CPT code 15272 is for an additional skin substitute graft applied to a wound, typically used in complex wound care procedures.
CPT code 15272 is used to describe the application of a skin substitute graft to a wound on the trunk, arms, or legs. This code specifically refers to an additional area of 25 square centimeters or less, beyond the initial area covered by the primary procedure code. It is an add-on code, meaning it is used in conjunction with another primary procedure code to indicate that an extra area has been treated.
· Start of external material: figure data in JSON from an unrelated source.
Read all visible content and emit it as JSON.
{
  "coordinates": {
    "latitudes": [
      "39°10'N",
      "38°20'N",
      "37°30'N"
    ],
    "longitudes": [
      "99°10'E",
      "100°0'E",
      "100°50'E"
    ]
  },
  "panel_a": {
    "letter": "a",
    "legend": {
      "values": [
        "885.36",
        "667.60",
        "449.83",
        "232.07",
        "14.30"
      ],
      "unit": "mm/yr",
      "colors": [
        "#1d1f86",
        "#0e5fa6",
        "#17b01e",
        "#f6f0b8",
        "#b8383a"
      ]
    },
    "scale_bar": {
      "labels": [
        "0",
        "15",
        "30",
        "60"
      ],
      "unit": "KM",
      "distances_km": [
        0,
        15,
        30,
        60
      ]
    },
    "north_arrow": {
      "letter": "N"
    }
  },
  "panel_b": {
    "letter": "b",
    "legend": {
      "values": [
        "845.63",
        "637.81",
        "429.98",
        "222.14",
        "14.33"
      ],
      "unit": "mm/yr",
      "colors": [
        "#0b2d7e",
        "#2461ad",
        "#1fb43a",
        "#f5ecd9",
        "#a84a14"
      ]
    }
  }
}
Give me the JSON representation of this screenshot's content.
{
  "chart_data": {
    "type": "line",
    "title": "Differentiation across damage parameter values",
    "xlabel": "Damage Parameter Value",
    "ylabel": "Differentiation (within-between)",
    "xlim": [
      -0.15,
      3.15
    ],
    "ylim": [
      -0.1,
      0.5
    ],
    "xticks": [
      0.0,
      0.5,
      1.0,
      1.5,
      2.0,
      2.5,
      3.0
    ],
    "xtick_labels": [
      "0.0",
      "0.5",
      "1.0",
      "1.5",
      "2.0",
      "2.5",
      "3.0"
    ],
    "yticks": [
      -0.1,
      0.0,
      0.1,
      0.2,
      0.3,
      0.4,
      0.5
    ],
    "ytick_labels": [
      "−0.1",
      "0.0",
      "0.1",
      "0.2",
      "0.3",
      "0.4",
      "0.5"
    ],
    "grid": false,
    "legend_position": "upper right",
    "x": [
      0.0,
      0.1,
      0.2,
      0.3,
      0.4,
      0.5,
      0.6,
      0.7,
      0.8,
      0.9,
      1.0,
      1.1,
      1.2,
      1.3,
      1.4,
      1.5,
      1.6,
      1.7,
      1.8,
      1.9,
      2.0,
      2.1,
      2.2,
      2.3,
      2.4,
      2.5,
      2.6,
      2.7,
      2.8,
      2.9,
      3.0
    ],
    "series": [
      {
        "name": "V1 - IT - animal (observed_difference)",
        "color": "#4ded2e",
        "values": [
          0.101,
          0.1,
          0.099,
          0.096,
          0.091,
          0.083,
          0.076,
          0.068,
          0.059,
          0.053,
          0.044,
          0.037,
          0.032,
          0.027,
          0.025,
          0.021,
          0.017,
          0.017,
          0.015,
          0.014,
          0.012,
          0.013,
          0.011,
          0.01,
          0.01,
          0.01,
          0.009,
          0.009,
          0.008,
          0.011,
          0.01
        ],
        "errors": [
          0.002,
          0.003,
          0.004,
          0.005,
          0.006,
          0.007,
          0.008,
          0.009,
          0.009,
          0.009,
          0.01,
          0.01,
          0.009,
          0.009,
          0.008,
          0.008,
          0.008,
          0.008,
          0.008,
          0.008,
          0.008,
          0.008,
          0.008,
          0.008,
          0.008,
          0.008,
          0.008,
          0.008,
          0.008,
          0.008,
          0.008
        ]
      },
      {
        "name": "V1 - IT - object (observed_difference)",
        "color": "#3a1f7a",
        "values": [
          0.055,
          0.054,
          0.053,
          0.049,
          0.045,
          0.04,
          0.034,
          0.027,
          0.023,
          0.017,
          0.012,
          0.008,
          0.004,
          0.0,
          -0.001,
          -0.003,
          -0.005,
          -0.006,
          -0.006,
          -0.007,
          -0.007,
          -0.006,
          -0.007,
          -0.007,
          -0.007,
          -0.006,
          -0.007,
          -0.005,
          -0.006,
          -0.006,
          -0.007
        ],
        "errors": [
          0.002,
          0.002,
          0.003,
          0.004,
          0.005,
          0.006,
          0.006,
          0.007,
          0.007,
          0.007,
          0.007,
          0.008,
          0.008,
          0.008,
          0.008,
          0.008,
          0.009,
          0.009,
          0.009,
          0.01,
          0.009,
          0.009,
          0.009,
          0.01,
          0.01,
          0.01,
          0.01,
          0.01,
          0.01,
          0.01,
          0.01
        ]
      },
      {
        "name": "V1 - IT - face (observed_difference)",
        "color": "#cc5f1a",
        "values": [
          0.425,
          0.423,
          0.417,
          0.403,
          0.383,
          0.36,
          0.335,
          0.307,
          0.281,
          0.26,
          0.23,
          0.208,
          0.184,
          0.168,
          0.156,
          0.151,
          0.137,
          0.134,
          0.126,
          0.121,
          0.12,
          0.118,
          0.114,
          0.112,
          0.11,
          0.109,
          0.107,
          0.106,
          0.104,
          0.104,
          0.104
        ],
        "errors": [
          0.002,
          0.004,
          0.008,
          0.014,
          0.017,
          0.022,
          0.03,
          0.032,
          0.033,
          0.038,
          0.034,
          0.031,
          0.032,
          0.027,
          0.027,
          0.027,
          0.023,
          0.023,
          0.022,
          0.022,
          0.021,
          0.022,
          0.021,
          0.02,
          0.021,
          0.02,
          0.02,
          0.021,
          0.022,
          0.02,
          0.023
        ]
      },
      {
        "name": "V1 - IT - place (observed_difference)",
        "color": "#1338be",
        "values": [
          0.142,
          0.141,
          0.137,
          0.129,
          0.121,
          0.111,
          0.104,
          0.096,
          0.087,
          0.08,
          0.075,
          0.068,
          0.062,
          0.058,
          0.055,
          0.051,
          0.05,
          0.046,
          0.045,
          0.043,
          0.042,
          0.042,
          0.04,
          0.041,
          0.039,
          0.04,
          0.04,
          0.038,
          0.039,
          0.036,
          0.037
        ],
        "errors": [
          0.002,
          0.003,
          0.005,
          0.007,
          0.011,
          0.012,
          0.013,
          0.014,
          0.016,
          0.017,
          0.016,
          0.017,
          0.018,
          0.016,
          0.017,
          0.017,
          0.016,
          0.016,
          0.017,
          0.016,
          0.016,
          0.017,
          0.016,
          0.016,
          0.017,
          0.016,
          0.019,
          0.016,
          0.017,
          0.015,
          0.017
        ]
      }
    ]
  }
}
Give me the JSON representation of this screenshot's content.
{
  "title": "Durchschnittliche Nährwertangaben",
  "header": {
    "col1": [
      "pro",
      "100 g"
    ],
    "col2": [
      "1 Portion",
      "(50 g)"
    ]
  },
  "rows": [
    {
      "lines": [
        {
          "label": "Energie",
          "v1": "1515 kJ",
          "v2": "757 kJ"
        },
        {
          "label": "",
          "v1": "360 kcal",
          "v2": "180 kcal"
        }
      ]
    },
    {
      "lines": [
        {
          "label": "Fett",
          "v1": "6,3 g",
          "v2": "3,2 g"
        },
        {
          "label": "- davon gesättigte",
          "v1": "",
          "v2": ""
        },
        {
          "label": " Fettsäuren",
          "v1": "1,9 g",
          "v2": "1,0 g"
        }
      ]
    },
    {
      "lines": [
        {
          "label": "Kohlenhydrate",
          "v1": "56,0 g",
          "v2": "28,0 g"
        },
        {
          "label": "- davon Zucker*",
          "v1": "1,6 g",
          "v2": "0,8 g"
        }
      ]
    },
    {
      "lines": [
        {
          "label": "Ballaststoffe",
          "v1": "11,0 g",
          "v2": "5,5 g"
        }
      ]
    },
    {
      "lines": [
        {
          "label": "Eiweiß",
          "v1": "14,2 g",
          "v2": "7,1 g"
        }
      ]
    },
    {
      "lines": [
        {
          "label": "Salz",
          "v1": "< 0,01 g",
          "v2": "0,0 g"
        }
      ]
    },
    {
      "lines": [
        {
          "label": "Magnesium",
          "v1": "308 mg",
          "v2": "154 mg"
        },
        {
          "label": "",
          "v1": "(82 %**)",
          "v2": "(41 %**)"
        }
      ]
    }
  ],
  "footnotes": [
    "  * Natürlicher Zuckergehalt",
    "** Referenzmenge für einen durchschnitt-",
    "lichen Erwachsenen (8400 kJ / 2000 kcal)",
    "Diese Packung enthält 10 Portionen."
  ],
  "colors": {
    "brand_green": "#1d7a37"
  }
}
This code helps ensure accurate billing and reimbursement for the additional work performed by healthcare providers.
For CPT code 15272, which pertains to skin substitute grafts, the following modifiers may be applicable:
1. Modifier 25: Significant, separately identifiable evaluation and management (E/M) service by the same physician or other qualified healthcare professional on the same day of the procedure or other service. Use this modifier if an E/M service was provided in addition to the skin graft procedure.
2. Modifier 50: Bilateral procedure. Use this modifier if the skin graft procedure was performed on both sides of the body.
3. Modifier 51: Multiple procedures. Use this modifier if multiple procedures were performed during the same surgical session.
4. Modifier 58: Staged or related procedure or service by the same physician or other qualified healthcare professional during the postoperative period. Use this modifier if the skin graft is part of a planned series of procedures.
5. Modifier 59: Distinct procedural service. Use this modifier to indicate that the skin graft procedure was distinct or independent from other services performed on the same day.
6. Modifier 76: Repeat procedure or service by the same physician or other qualified healthcare professional. Use this modifier if the skin graft procedure needed to be repeated.
7. Modifier 77: Repeat procedure by another physician or other qualified healthcare professional. Use this modifier if the skin graft procedure was repeated by a different provider.
8. Modifier 78: Unplanned return to the operating/procedure room by the same physician or other qualified healthcare professional following initial procedure for a related procedure during the postoperative period. Use this modifier if the patient had to return to the operating room for a related procedure.
9. Modifier 79: Unrelated procedure or service by the same physician or other qualified healthcare professional during the postoperative period. Use this modifier if the skin graft procedure was unrelated to the original procedure performed.
10. Modifier 91: Repeat clinical diagnostic laboratory test. Use this modifier if the skin graft procedure required repeat laboratory tests.
11. Modifier LT: Left side. Use this modifier if the skin graft procedure was performed on the left side of the body.
12. Modifier RT: Right side. Use this modifier if the skin graft procedure was performed on the right side of the body.
Each of these modifiers serves a specific purpose and should be used appropriately to ensure accurate billing and reimbursement.
The CPT code 15272, which is an add-on code, is reimbursed by Medicare under specific conditions. To determine if this code is reimbursed, healthcare providers should refer to the Medicare Physician Fee Schedule (MPFS). The MPFS provides detailed information on the reimbursement rates and guidelines for various CPT codes, including add-on codes like 15272.
Additionally, it is crucial to consult with your local Medicare Administrative Contractor (MAC) as they are responsible for processing Medicare claims and can provide region-specific information regarding coverage and reimbursement policies. Each MAC may have slightly different guidelines and requirements, so verifying with them ensures compliance and accurate reimbursement for services rendered.